Methodology

A detailed overview of the statistical methods and analytical techniques used in this student performance analysis.

🔍

Exploratory Data Analysis (EDA)

Initial exploration of the dataset to understand distributions, patterns, and relationships.

•Examined distributions of all 33 variables
•Identified missing values and outliers
•Computed summary statistics (mean, median, std, quartiles)
•Created correlation matrices to identify related variables
•Visualized relationships through scatter plots, histograms, and box plots

Python/RMatplotlib/ggplot2Pandas/dplyr

📊

One-Way ANOVA

Analysis of Variance to test whether group means differ significantly.

•Used to compare grades across categorical groups (e.g., education levels, failure counts)
•Tests the null hypothesis that all group means are equal
•F-statistic measures ratio of between-group to within-group variance
•Significant results (p < 0.05) indicate at least one group differs
•Effect sizes computed to assess practical significance

F = MS_between / MS_within

In this study: A large F-value suggests group means differ more than would be expected by chance. For example, comparing grades across failure groups (0, 1, 2, 3+) yielded F > 30, p < 0.001.

📈

Spearman Rank Correlation

Non-parametric measure of rank correlation between two variables.

•Used for ordinal variables (like alcohol consumption 1-5)
•Does not assume linear relationships
•Robust to outliers
•Values range from -1 (perfect negative) to +1 (perfect positive)
•Tests significance of monotonic relationships

ρ = 1 - (6Σd²) / (n(n²-1))

In this study: For weekend alcohol vs grades: ρ ≈ -0.17, indicating a weak but consistent negative relationship. Higher alcohol consumption tends to associate with lower grades.

🎯

Principal Component Analysis (PCA)

Dimensionality reduction technique to identify major patterns in multivariate data.

•Reduces many variables to fewer uncorrelated dimensions
•Each component captures maximum remaining variance
•Loadings show which variables contribute to each dimension
•Used to identify "lifestyle" vs "family background" patterns
•Visualization in 2D reveals clustering by performance

X = TW^T + E

In this study: PC1 captured "social/alcohol" behaviors (goout, Walc, Dalc load high). PC2 captured "parental education" (Medu, Fedu dominate). Students scoring high on PC1 but low on PC2 tended to have lower grades.

🌳

Decision Tree Classification

Tree-based model that recursively splits data to predict outcomes.
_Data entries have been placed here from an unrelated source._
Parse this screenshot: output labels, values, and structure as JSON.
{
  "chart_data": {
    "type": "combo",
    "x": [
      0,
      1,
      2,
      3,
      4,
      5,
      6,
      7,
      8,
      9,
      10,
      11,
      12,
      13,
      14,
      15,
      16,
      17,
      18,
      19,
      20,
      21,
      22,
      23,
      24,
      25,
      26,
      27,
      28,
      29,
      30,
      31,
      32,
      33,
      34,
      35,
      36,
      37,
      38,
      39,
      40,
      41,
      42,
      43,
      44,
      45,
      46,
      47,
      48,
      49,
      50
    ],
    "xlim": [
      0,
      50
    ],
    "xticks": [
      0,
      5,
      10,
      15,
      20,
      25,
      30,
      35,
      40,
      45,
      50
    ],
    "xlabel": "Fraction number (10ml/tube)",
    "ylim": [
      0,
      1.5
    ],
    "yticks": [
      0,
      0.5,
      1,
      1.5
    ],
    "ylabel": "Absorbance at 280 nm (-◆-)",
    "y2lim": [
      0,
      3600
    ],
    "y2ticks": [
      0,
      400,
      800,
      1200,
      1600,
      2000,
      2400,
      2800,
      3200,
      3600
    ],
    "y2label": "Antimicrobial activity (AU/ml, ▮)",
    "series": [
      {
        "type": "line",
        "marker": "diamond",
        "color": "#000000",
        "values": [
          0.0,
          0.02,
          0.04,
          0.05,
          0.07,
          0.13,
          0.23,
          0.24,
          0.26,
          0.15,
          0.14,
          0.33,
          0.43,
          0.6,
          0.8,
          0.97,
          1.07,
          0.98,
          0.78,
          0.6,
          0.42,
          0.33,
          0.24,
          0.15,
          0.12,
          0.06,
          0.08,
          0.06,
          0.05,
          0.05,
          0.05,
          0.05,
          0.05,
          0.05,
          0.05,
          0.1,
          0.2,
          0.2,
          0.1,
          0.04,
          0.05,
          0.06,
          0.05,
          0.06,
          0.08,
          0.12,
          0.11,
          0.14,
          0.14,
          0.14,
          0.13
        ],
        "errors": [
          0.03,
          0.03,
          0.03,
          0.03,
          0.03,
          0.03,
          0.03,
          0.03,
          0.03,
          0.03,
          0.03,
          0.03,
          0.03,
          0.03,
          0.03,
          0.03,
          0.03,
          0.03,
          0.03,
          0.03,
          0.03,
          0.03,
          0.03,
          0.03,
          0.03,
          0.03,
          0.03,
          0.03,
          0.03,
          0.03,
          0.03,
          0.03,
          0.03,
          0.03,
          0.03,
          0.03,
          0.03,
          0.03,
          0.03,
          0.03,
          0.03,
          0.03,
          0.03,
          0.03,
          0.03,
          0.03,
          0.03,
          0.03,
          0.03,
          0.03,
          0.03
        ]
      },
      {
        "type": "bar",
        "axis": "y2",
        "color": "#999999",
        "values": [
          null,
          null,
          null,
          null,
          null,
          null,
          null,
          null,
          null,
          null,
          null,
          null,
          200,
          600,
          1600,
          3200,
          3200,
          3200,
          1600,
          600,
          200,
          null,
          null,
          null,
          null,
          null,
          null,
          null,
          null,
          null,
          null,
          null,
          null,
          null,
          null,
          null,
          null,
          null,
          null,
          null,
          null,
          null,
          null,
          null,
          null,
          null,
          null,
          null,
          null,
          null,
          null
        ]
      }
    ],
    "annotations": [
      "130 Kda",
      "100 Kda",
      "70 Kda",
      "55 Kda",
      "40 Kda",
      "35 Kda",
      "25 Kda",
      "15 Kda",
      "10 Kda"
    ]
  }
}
•Intuitive, interpretable structure
•Automatically handles non-linear relationships and interactions
•Variable importance derived from split gains
•Shows hierarchical importance of predictors
•Can handle both categorical and continuous variables

In this study: The tree revealed "failures" as the root split (most important), followed by parental education for students without failures, and lifestyle factors for those with failures.

Assumptions & Limitations

⚠️

Selection Bias in Support Variables

Students receiving school support may have lower grades not because support is harmful, but because struggling students are selected into support programs. This is a classic case of confounding.

⚠️

Self-Reported Data Limitations

Variables like alcohol consumption and study time are self-reported and may be subject to social desirability bias. Actual values may differ from reported values.

⚠️

Cross-Sectional Design

Data represents a single point in time. We cannot establish causation—only associations. Prior grades (G1, G2) predicting G3 suggests stability but doesn't prove causal mechanisms.

⚠️

Sample Specificity

Data comes from two Portuguese schools. Findings may not generalize to other countries, cultures, or educational systems.

Data Pipeline

Raw CSV→Parsing & Cleaning→Type Conversion→Derived Variables→Interactive Filtering→Visualization

Data is loaded from /public/data/student-mat.csv, parsed using PapaParse, converted to typed TypeScript objects, and made available through React Context for all components.